Homélie 5ème dim. Carême 2015
Cette fois, on y est ! C’est tout
bon ! Nous sommes le 22 mars. C’est le printemps !
Pas si simple, me direz-vous, et vous avez
raison. Mais ça fait du bien d’y croire, n’est-ce pas ?
Et puis il y a comme un petit bourgeon de
printemps dans l’évangile complexe que nous venons d’entendre. « Si le
grain de blé tombé en terre ne meurt pas, il reste seul –ça c’est l’hiver-,
mais s’il meurt, il porte beaucoup de fruit » : c’est le printemps.
Comme fils d’agriculteur dans un pays de plaine à blé, je comprends bien cela.
Encore faut-il le vivre avec et selon le paysan Jésus de Nazareth.
Ce grain de blé, c’est évidemment lui, dans le
mystère de la croix, avec sa mort programmée qu’il envisage comme un
enfouissement dans l’hiver du tombeau, mais surtout avec le printemps de la
pâque par la glorification de la résurrection.

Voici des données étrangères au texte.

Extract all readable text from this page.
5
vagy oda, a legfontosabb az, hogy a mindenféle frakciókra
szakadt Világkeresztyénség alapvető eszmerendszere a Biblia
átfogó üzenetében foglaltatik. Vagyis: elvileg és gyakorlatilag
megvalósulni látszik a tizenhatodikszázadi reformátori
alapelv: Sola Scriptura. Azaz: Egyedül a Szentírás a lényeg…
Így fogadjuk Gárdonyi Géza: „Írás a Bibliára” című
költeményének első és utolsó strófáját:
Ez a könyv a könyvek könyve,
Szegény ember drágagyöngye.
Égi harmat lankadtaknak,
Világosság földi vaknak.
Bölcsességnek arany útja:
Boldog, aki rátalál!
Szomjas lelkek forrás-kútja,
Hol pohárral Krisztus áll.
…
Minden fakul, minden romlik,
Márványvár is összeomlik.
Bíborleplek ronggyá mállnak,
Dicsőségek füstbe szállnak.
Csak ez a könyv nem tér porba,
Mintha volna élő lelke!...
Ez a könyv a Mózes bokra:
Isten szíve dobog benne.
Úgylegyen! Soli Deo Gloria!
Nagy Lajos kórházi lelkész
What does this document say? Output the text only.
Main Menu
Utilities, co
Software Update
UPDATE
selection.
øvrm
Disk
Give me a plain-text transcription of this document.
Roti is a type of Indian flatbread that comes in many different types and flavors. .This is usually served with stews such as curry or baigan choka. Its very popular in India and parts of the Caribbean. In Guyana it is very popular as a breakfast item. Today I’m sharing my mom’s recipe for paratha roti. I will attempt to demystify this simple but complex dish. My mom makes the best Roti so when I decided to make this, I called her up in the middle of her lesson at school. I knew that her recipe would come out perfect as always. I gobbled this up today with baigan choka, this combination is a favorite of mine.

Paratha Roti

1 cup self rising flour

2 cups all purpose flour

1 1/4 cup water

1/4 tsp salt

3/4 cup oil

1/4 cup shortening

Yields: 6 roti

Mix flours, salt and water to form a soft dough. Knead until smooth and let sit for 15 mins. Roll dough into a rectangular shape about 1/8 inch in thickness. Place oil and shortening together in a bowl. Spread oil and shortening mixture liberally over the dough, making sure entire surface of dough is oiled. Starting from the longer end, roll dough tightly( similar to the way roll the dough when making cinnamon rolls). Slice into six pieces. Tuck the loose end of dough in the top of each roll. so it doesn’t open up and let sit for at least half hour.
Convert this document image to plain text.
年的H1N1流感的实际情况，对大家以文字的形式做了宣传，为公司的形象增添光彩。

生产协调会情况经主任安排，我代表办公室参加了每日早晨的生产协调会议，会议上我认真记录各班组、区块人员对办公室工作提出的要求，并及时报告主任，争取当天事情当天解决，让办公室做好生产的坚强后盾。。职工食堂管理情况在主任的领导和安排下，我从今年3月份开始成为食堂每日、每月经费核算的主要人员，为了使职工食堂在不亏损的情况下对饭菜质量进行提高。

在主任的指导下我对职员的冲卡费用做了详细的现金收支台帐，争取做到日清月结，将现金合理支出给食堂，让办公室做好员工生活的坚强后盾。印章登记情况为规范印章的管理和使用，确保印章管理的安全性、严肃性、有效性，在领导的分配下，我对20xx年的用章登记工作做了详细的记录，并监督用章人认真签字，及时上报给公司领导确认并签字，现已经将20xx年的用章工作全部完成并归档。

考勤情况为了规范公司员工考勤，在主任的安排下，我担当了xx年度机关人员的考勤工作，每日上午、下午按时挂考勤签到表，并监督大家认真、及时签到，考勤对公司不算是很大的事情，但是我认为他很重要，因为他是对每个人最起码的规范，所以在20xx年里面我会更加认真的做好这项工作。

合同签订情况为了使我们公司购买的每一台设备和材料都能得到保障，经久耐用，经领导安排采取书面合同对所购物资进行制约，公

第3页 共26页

« Nous voudrions voir Jésus »,
disaient quelques grecs venus pour célébrer la Pâque à Jérusalem. On peut en
effet chercher à le voir, comme un spectacle intéressant et peut-être même
fascinant : un crucifié qui revient à la vie. Seulement voilà : Jésus
nous adresse cette invitation : « Si quelqu’un veut me servir,
qu’il me suive, et là où moi je suis, là aussi sera mon serviteur. » Dans
l’hiver et au printemps.
L’hiver, on connaît ça. Et ce n’est pas facile
à accepter, encore moins à vivre. Peut-être des épreuves de santé, mais aussi
des deuils. Qui sait ? Des échecs de couple ou de famille, des problèmes
dans le travail ou la solitude de celles et ceux qui se sentent incompris,
marginalisés, rejetés, ce que le pape François appelle « la culture du
déchet. » Le froid de l’hiver peut alors gagner les cœurs et geler les
relations humaines. Où trouver, dans ces circonstances, quelque rayon de soleil
pour susciter un brin de printemps ?
Je ne veux pas déprécier la clarté et la
chaleur des relations d’amour que les humains –quels qu’ils soient- savent
inventer et animer dans toutes les solidarités et compassions que nous repérons
autour de nous. De grands élans ou simplement de petits gestes peuvent faire
merveilles dans les rigueurs de nos hivers personnels ou sociaux, surtout quand
la tendresse s’allie à la beauté pour allumer une espérance plus forte que
toutes les nuits.
Mais il faut bien le reconnaître : face à
certaines épreuves, et notamment face à la mort –la nôtre et celle des êtres
les plus chers-, il nous faut un supplément de soleil qui dépasse nos
capacités, même les plus généreuses. Et c’est là que le Christ nous donne
rendez-vous. Il nous attend au carrefour de nos cris, de nos larmes, de nos
prières. Avec une double promesse : « Si quelqu’un me sert, mon Père
l’honorera. » Et encore : « Moi, quand j’aurai été élevé de
terre, j’attirerai à moi tous les hommes. »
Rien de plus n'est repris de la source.